Thursday, April 18, 2019, 9:00am
Tulika Mitra is a Professor of Computer Science at School of Computing, National University of Singapore (NUS). She received her PhD from State University of New York at Stony Brook. Her research interests span various aspects of design automation in the context of embedded real-time systems with focus on energy-efficient computing, heterogeneous computing, processor customization, and worst-case execution time analysis, optimizations. Her work takes a holistic systems research approach encompassing program analysis, compiler optimizations to operating systems and computer architecture.

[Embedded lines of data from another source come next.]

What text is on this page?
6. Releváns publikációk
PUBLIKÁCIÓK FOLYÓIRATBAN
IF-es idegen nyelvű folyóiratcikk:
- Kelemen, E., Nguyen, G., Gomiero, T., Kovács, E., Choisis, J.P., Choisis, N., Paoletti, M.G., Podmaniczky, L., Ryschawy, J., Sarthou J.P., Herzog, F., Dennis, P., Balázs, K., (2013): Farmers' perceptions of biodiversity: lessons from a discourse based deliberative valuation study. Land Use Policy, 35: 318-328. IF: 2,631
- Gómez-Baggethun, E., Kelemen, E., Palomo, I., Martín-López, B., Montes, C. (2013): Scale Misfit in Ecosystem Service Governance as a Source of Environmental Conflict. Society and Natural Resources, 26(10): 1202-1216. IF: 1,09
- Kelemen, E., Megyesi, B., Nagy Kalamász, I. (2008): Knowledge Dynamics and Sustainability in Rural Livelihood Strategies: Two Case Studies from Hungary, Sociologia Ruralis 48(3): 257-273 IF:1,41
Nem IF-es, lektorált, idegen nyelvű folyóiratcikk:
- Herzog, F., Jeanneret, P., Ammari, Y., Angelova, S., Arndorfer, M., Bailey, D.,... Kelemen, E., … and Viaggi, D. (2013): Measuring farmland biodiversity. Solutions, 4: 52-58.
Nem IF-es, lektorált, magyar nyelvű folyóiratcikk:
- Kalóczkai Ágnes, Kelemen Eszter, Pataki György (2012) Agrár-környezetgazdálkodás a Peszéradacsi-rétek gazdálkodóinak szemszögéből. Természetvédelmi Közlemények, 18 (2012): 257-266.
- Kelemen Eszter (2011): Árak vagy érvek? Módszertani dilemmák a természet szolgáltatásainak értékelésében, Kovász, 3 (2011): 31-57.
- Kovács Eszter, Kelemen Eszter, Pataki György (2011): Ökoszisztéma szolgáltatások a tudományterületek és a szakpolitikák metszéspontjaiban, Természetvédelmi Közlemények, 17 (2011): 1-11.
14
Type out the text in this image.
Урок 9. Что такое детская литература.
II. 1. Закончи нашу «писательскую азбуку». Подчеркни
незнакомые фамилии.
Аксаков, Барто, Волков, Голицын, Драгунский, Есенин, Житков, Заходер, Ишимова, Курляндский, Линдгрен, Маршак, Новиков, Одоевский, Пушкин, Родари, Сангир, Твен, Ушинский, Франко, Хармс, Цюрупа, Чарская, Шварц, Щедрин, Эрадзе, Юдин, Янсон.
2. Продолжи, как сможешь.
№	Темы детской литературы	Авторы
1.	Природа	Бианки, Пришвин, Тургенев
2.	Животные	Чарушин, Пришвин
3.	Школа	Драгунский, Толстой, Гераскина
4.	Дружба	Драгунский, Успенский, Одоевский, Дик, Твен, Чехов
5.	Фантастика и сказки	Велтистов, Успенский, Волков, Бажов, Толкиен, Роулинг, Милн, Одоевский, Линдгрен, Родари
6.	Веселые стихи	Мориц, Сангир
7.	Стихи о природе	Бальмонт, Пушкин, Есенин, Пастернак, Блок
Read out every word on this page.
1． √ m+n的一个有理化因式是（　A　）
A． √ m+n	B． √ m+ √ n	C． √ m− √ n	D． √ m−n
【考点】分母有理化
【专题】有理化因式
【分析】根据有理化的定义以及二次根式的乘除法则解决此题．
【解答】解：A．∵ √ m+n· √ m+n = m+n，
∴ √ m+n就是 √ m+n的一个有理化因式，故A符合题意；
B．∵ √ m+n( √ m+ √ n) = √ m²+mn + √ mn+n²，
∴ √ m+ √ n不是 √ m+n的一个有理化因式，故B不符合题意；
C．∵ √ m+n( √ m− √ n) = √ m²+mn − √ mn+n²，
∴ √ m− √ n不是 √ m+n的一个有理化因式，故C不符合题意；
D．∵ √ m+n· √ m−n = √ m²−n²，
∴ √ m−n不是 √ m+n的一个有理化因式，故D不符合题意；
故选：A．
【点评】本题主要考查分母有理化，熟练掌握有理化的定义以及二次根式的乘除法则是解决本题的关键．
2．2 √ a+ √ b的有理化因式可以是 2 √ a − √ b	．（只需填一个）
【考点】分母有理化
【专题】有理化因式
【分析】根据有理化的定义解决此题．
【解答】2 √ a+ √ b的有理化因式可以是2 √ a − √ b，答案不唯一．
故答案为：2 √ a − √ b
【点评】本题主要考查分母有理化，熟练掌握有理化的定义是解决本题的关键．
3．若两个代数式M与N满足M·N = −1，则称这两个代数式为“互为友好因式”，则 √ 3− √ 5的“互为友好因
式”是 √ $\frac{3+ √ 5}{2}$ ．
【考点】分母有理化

She has authored over hundred and fifty scientific publications and holds multiple US patents. Tulika currently serves as Senior Associate Editor of ACM Transactions on Embedded Computing Systems, Deputy Editor-in-Chief of IEEE Embedded Systems Letters, Associate Editor of IEEE Design & Test and IEEE Micro. She has served as Associate Editor of IEEE TCAD, organizing/program committee member of almost all major conferences in her domain including program chair of EMOSFT, CASES, and is the general chair-elect of Embedded Systems Week 2020.